Bill GerouxThe November meeting featured author William “Bill” Geroux, an editorial writer for the Richmond Times for 25 years, and who has written numerous articles for other publications and news sites. He has conducted extensive research on the contributions of the Merchant Marine during WWII. His first book, The Mathews Men, was published in 2017, and detailed the heroics of mariners from Mathews County, VA. America was the “Arsenal of Democracy” and this required the Merchant Marine transporting war materials to the fight.. The price was high. The Merchant Marine had the highest casualty rate of any service. Its contribution to the war effort deserves great appreciation.


In 2020 Mr. Geroux continued detailing the exploits of merchant mariners in Ghost Ships of Archangel, a little-known story of an Allied convoy that carried war materials from Iceland to Murmansk in the summer of 1942. To better tell this story, Mr. Geroux sailed the waters himself, and conducted numerous interviews.
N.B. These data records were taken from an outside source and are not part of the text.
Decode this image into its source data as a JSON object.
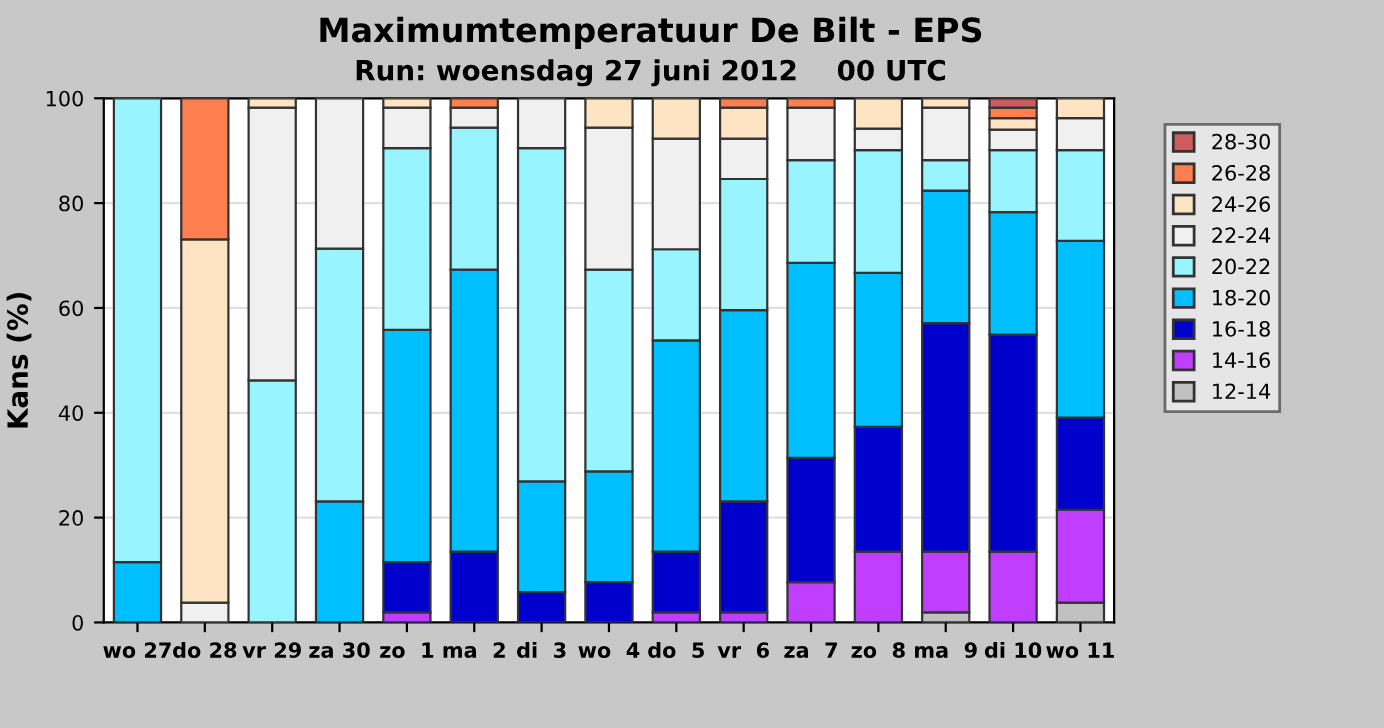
{
  "chart_data": {
    "type": "bar",
    "stacked": true,
    "title": "Maximumtemperatuur De Bilt - EPS",
    "subtitle": "Run: woensdag 27 juni 2012    00 UTC",
    "ylabel": "Kans (%)",
    "categories": [
      "wo 27",
      "do 28",
      "vr 29",
      "za 30",
      "zo  1",
      "ma  2",
      "di  3",
      "wo  4",
      "do  5",
      "vr  6",
      "za  7",
      "zo  8",
      "ma  9",
      "di 10",
      "wo 11"
    ],
    "series": [
      {
        "name": "12-14",
        "color": "#c0c0c0",
        "values": [
          0,
          0,
          0,
          0,
          0,
          0,
          0,
          0,
          0,
          0,
          0,
          0,
          1.9,
          0,
          3.8
        ]
      },
      {
        "name": "14-16",
        "color": "#bf3eff",
        "values": [
          0,
          0,
          0,
          0,
          1.9,
          0,
          0,
          0,
          1.9,
          1.9,
          7.7,
          13.5,
          11.6,
          13.5,
          17.7
        ]
      },
      {
        "name": "16-18",
        "color": "#0000cd",
        "values": [
          0,
          0,
          0,
          0,
          9.6,
          13.5,
          5.8,
          7.7,
          11.6,
          21.2,
          23.7,
          23.8,
          43.6,
          41.4,
          17.6
        ]
      },
      {
        "name": "18-20",
        "color": "#00bfff",
        "values": [
          11.5,
          0,
          0,
          23.1,
          44.3,
          53.8,
          21.1,
          21.1,
          40.3,
          36.5,
          37.2,
          29.4,
          25.3,
          23.4,
          33.7
        ]
      },
      {
        "name": "20-22",
        "color": "#98f5ff",
        "values": [
          88.5,
          0,
          46.2,
          48.2,
          34.7,
          27.1,
          63.6,
          38.5,
          17.4,
          25.0,
          19.6,
          23.4,
          5.8,
          11.8,
          17.3
        ]
      },
      {
        "name": "22-24",
        "color": "#f0f0f0",
        "values": [
          0,
          3.8,
          52.0,
          28.7,
          7.7,
          3.8,
          9.5,
          27.1,
          21.1,
          7.7,
          10.0,
          4.1,
          10.0,
          3.9,
          6.1
        ]
      },
      {
        "name": "24-26",
        "color": "#ffe4c4",
        "values": [
          0,
          69.3,
          1.8,
          0,
          1.8,
          0,
          0,
          5.6,
          7.7,
          5.9,
          0,
          5.8,
          1.8,
          2.2,
          3.8
        ]
      },
      {
        "name": "26-28",
        "color": "#ff7f50",
        "values": [
          0,
          26.9,
          0,
          0,
          0,
          1.8,
          0,
          0,
          0,
          1.8,
          1.8,
          0,
          0,
          2.0,
          0
        ]
      },
      {
        "name": "28-30",
        "color": "#cd5c5c",
        "values": [
          0,
          0,
          0,
          0,
          0,
          0,
          0,
          0,
          0,
          0,
          0,
          0,
          0,
          1.8,
          0
        ]
      }
    ],
    "ylim": [
      0,
      100
    ],
    "yticks": [
      0,
      20,
      40,
      60,
      80,
      100
    ],
    "grid": "y",
    "legend": "right"
  }
}
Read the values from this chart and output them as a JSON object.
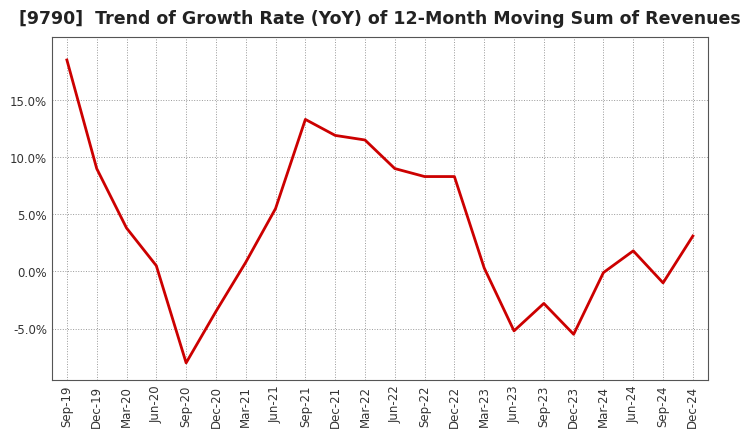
{
  "title": "[9790]  Trend of Growth Rate (YoY) of 12-Month Moving Sum of Revenues",
  "x_labels": [
    "Sep-19",
    "Dec-19",
    "Mar-20",
    "Jun-20",
    "Sep-20",
    "Dec-20",
    "Mar-21",
    "Jun-21",
    "Sep-21",
    "Dec-21",
    "Mar-22",
    "Jun-22",
    "Sep-22",
    "Dec-22",
    "Mar-23",
    "Jun-23",
    "Sep-23",
    "Dec-23",
    "Mar-24",
    "Jun-24",
    "Sep-24",
    "Dec-24"
  ],
  "y_values": [
    18.5,
    9.0,
    3.8,
    0.5,
    -8.0,
    -3.5,
    0.8,
    5.5,
    13.3,
    11.9,
    11.5,
    9.0,
    8.3,
    8.3,
    0.3,
    -5.2,
    -2.8,
    -5.5,
    -0.1,
    1.8,
    -1.0,
    3.1
  ],
  "line_color": "#cc0000",
  "line_width": 2.0,
  "background_color": "#ffffff",
  "plot_bg_color": "#ffffff",
  "grid_color": "#999999",
  "ylim": [
    -9.5,
    20.5
  ],
  "yticks": [
    -5.0,
    0.0,
    5.0,
    10.0,
    15.0
  ],
  "title_fontsize": 12.5,
  "tick_fontsize": 8.5,
  "title_color": "#222222"
}
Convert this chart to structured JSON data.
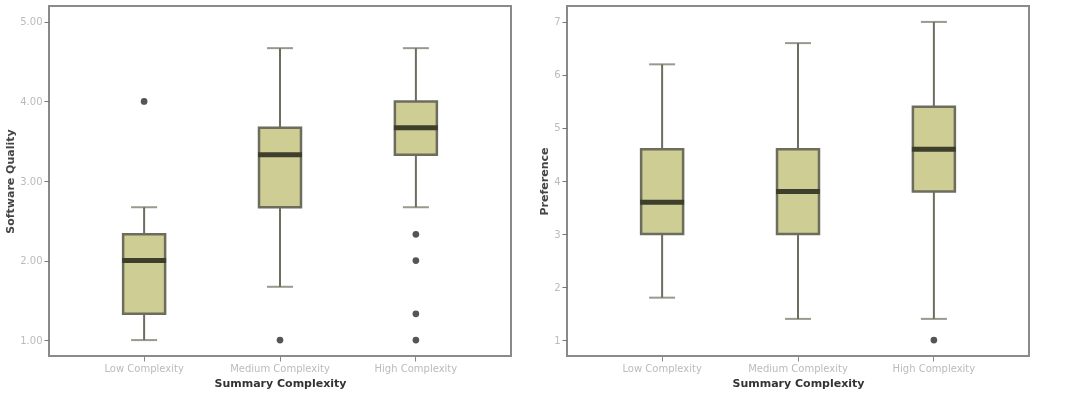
{
  "chart_data": [
    {
      "type": "box",
      "ylabel": "Software Quality",
      "xlabel": "Summary Complexity",
      "categories": [
        "Low Complexity",
        "Medium Complexity",
        "High Complexity"
      ],
      "color": "#cdcd94",
      "ylim": [
        0.8,
        5.2
      ],
      "yticks": [
        {
          "value": 1,
          "label": "1.00"
        },
        {
          "value": 2,
          "label": "2.00"
        },
        {
          "value": 3,
          "label": "3.00"
        },
        {
          "value": 4,
          "label": "4.00"
        },
        {
          "value": 5,
          "label": "5.00"
        }
      ],
      "grid": false,
      "boxes": [
        {
          "low": 1,
          "q1": 1.33,
          "median": 2,
          "q3": 2.33,
          "high": 2.67,
          "outliers": [
            4
          ]
        },
        {
          "low": 1.67,
          "q1": 2.67,
          "median": 3.33,
          "q3": 3.67,
          "high": 4.67,
          "outliers": [
            1
          ]
        },
        {
          "low": 2.67,
          "q1": 3.33,
          "median": 3.67,
          "q3": 4,
          "high": 4.67,
          "outliers": [
            2.33,
            2,
            1.33,
            1
          ]
        }
      ]
    },
    {
      "type": "box",
      "ylabel": "Preference",
      "xlabel": "Summary Complexity",
      "categories": [
        "Low Complexity",
        "Medium Complexity",
        "High Complexity"
      ],
      "color": "#cdcd94",
      "ylim": [
        0.7,
        7.3
      ],
      "yticks": [
        1,
        2,
        3,
        4,
        5,
        6,
        7
      ],
      "grid": false,
      "boxes": [
        {
          "low": 1.8,
          "q1": 3,
          "median": 3.6,
          "q3": 4.6,
          "high": 6.2
        },
        {
          "low": 1.4,
          "q1": 3,
          "median": 3.8,
          "q3": 4.6,
          "high": 6.6
        },
        {
          "low": 1.4,
          "q1": 3.8,
          "median": 4.6,
          "q3": 5.4,
          "high": 7,
          "outliers": [
            1
          ]
        }
      ]
    }
  ]
}
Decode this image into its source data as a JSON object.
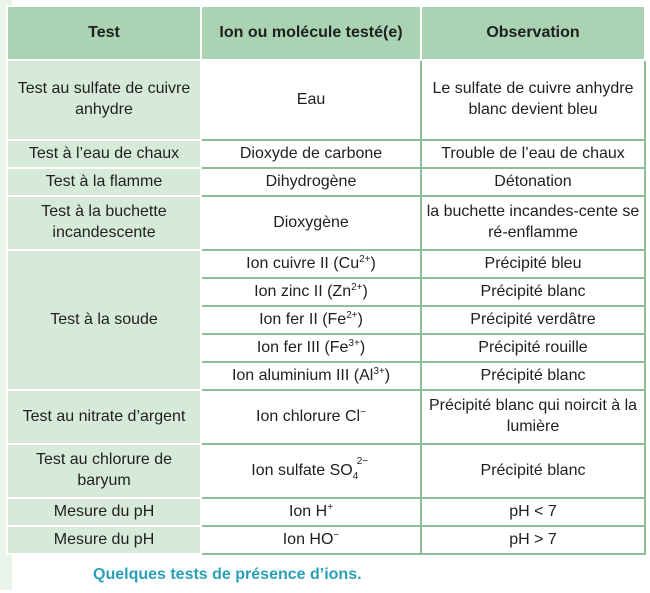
{
  "table": {
    "headers": [
      "Test",
      "Ion ou molécule testé(e)",
      "Observation"
    ],
    "rows": [
      {
        "test": "Test au sulfate de cuivre anhydre",
        "ion": "Eau",
        "obs": "Le sulfate de cuivre anhydre blanc devient bleu"
      },
      {
        "test": "Test à l’eau de chaux",
        "ion": "Dioxyde de carbone",
        "obs": "Trouble de l’eau de chaux"
      },
      {
        "test": "Test à la flamme",
        "ion": "Dihydrogène",
        "obs": "Détonation"
      },
      {
        "test": "Test à la buchette incandescente",
        "ion": "Dioxygène",
        "obs": "la buchette incandes-cente se ré-enflamme"
      },
      {
        "test": "Test à la soude",
        "subrows": [
          {
            "ion_text": "Ion cuivre II (Cu",
            "charge": "2+",
            "close": ")",
            "obs": "Précipité bleu"
          },
          {
            "ion_text": "Ion zinc II (Zn",
            "charge": "2+",
            "close": ")",
            "obs": "Précipité blanc"
          },
          {
            "ion_text": "Ion fer II (Fe",
            "charge": "2+",
            "close": ")",
            "obs": "Précipité verdâtre"
          },
          {
            "ion_text": "Ion fer III (Fe",
            "charge": "3+",
            "close": ")",
            "obs": "Précipité rouille"
          },
          {
            "ion_text": "Ion aluminium III (Al",
            "charge": "3+",
            "close": ")",
            "obs": "Précipité blanc"
          }
        ]
      },
      {
        "test": "Test au nitrate d’argent",
        "ion_text": "Ion chlorure Cl",
        "charge": "−",
        "obs": "Précipité blanc qui noircit à la lumière"
      },
      {
        "test": "Test au chlorure de baryum",
        "ion_text": "Ion sulfate SO",
        "sub": "4",
        "charge": "2−",
        "obs": "Précipité blanc"
      },
      {
        "test": "Mesure du pH",
        "ion_text": "Ion H",
        "charge": "+",
        "obs": "pH < 7"
      },
      {
        "test": "Mesure du pH",
        "ion_text": "Ion HO",
        "charge": "−",
        "obs": "pH > 7"
      }
    ]
  },
  "caption": "Quelques tests de présence d’ions.",
  "colors": {
    "header": "#a9d3b2",
    "first_col": "#d7ead9",
    "border": "#8cbf97",
    "caption": "#2aa0b8"
  }
}
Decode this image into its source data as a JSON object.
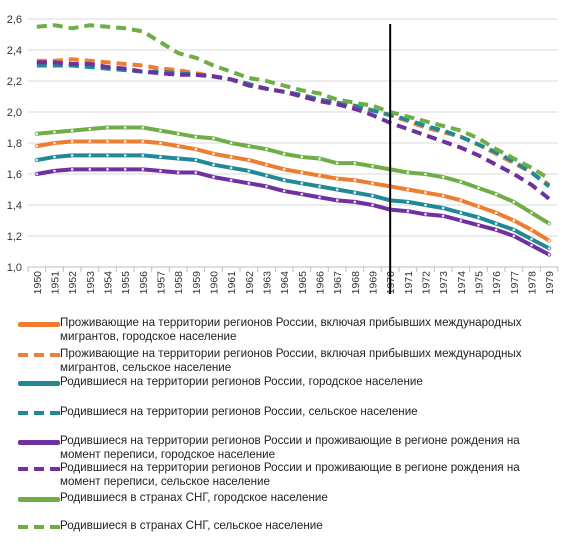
{
  "chart_data": {
    "type": "line",
    "x": [
      "1950",
      "1951",
      "1952",
      "1953",
      "1954",
      "1955",
      "1956",
      "1957",
      "1958",
      "1959",
      "1960",
      "1961",
      "1962",
      "1963",
      "1964",
      "1965",
      "1966",
      "1967",
      "1968",
      "1969",
      "1970",
      "1971",
      "1972",
      "1973",
      "1974",
      "1975",
      "1976",
      "1977",
      "1978",
      "1979"
    ],
    "ylim": [
      1.0,
      2.6
    ],
    "yticks": [
      "1,0",
      "1,2",
      "1,4",
      "1,6",
      "1,8",
      "2,0",
      "2,2",
      "2,4",
      "2,6"
    ],
    "grid": "horizontal",
    "vline_at": "1970",
    "legend_position": "bottom",
    "series": [
      {
        "name": "Проживающие на территории регионов России, включая прибывших международных мигрантов, городское население",
        "color": "#ED7D31",
        "style": "solid",
        "values": [
          1.78,
          1.8,
          1.81,
          1.81,
          1.81,
          1.81,
          1.81,
          1.8,
          1.78,
          1.76,
          1.73,
          1.71,
          1.69,
          1.66,
          1.63,
          1.61,
          1.59,
          1.57,
          1.56,
          1.54,
          1.52,
          1.5,
          1.48,
          1.46,
          1.43,
          1.39,
          1.35,
          1.3,
          1.24,
          1.17
        ]
      },
      {
        "name": "Проживающие на территории регионов России, включая прибывших международных мигрантов, сельское население",
        "color": "#ED7D31",
        "style": "dashed",
        "values": [
          2.33,
          2.33,
          2.34,
          2.33,
          2.32,
          2.31,
          2.3,
          2.28,
          2.27,
          2.25,
          2.23,
          2.21,
          2.18,
          2.15,
          2.13,
          2.11,
          2.08,
          2.06,
          2.04,
          2.01,
          1.98,
          1.94,
          1.9,
          1.87,
          1.84,
          1.79,
          1.73,
          1.67,
          1.61,
          1.53
        ]
      },
      {
        "name": "Родившиеся на территории регионов России, городское население",
        "color": "#1F8A96",
        "style": "solid",
        "values": [
          1.69,
          1.71,
          1.72,
          1.72,
          1.72,
          1.72,
          1.72,
          1.71,
          1.7,
          1.69,
          1.66,
          1.64,
          1.62,
          1.59,
          1.56,
          1.54,
          1.52,
          1.5,
          1.48,
          1.46,
          1.43,
          1.42,
          1.4,
          1.38,
          1.35,
          1.32,
          1.28,
          1.24,
          1.18,
          1.12
        ]
      },
      {
        "name": "Родившиеся на территории регионов России, сельское население",
        "color": "#1F8A96",
        "style": "dashed",
        "values": [
          2.3,
          2.3,
          2.3,
          2.29,
          2.28,
          2.27,
          2.26,
          2.26,
          2.25,
          2.24,
          2.23,
          2.21,
          2.18,
          2.15,
          2.13,
          2.11,
          2.08,
          2.06,
          2.04,
          2.01,
          1.98,
          1.95,
          1.91,
          1.88,
          1.84,
          1.79,
          1.74,
          1.68,
          1.61,
          1.52
        ]
      },
      {
        "name": "Родившиеся на территории регионов России и проживающие в регионе рождения на момент переписи, городское население",
        "color": "#7030A0",
        "style": "solid",
        "values": [
          1.6,
          1.62,
          1.63,
          1.63,
          1.63,
          1.63,
          1.63,
          1.62,
          1.61,
          1.61,
          1.58,
          1.56,
          1.54,
          1.52,
          1.49,
          1.47,
          1.45,
          1.43,
          1.42,
          1.4,
          1.37,
          1.36,
          1.34,
          1.33,
          1.3,
          1.27,
          1.24,
          1.2,
          1.14,
          1.08
        ]
      },
      {
        "name": "Родившиеся на территории регионов России и проживающие в регионе рождения на момент переписи, сельское население",
        "color": "#7030A0",
        "style": "dashed",
        "values": [
          2.32,
          2.32,
          2.31,
          2.31,
          2.29,
          2.28,
          2.26,
          2.25,
          2.24,
          2.24,
          2.23,
          2.21,
          2.17,
          2.15,
          2.13,
          2.1,
          2.07,
          2.05,
          2.02,
          1.98,
          1.93,
          1.89,
          1.85,
          1.81,
          1.77,
          1.72,
          1.66,
          1.6,
          1.53,
          1.44
        ]
      },
      {
        "name": "Родившиеся в странах СНГ, городское население",
        "color": "#70AD47",
        "style": "solid",
        "values": [
          1.86,
          1.87,
          1.88,
          1.89,
          1.9,
          1.9,
          1.9,
          1.88,
          1.86,
          1.84,
          1.83,
          1.8,
          1.78,
          1.76,
          1.73,
          1.71,
          1.7,
          1.67,
          1.67,
          1.65,
          1.63,
          1.61,
          1.6,
          1.58,
          1.55,
          1.51,
          1.47,
          1.42,
          1.35,
          1.28
        ]
      },
      {
        "name": "Родившиеся в странах СНГ, сельское население",
        "color": "#70AD47",
        "style": "dashed",
        "values": [
          2.55,
          2.56,
          2.54,
          2.56,
          2.55,
          2.54,
          2.52,
          2.45,
          2.38,
          2.35,
          2.3,
          2.26,
          2.22,
          2.2,
          2.17,
          2.14,
          2.12,
          2.08,
          2.06,
          2.04,
          2.0,
          1.97,
          1.94,
          1.91,
          1.88,
          1.83,
          1.76,
          1.7,
          1.64,
          1.57
        ]
      }
    ]
  },
  "legend": [
    {
      "label": "Проживающие на территории регионов России, включая прибывших международных мигрантов, городское население",
      "color": "#ED7D31",
      "style": "solid"
    },
    {
      "label": "Проживающие на территории регионов России, включая прибывших международных мигрантов, сельское население",
      "color": "#ED7D31",
      "style": "dashed"
    },
    {
      "label": "Родившиеся на территории регионов России, городское население",
      "color": "#1F8A96",
      "style": "solid"
    },
    {
      "label": "Родившиеся на территории регионов России, сельское население",
      "color": "#1F8A96",
      "style": "dashed"
    },
    {
      "label": "Родившиеся на территории регионов России и проживающие в регионе рождения на момент переписи, городское население",
      "color": "#7030A0",
      "style": "solid"
    },
    {
      "label": "Родившиеся на территории регионов России и проживающие в регионе рождения на момент переписи, сельское население",
      "color": "#7030A0",
      "style": "dashed"
    },
    {
      "label": "Родившиеся в странах СНГ, городское население",
      "color": "#70AD47",
      "style": "solid"
    },
    {
      "label": "Родившиеся в странах СНГ, сельское население",
      "color": "#70AD47",
      "style": "dashed"
    }
  ]
}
The operation had great risk. Although it was summer, icebergs were a danger, and the survival of a sailor in the fridge Arctic waters was measured in minutes. But the biggest danger was the almost 24 hours of daylight, which exposed the convoy to around the clock aircraft, U-boat, and surface ship attack.


The war in the European Theater was not going well. Continental Europe was under Nazi control, the Nazi’s were driving east towards Stalingrad, Rommel was on the offence in North Africa, and U-boats were ravaging Atlantic convoys. It was imperative to keep the USSR in the war and this meant both delivering war supplies and convincing Stalin of Allied support. So, the convoy, despite the low probability of success and the opposition of many, was dispatched. The operation ended disastrously-only 11 of the 34 merchant ships reached Murmansk.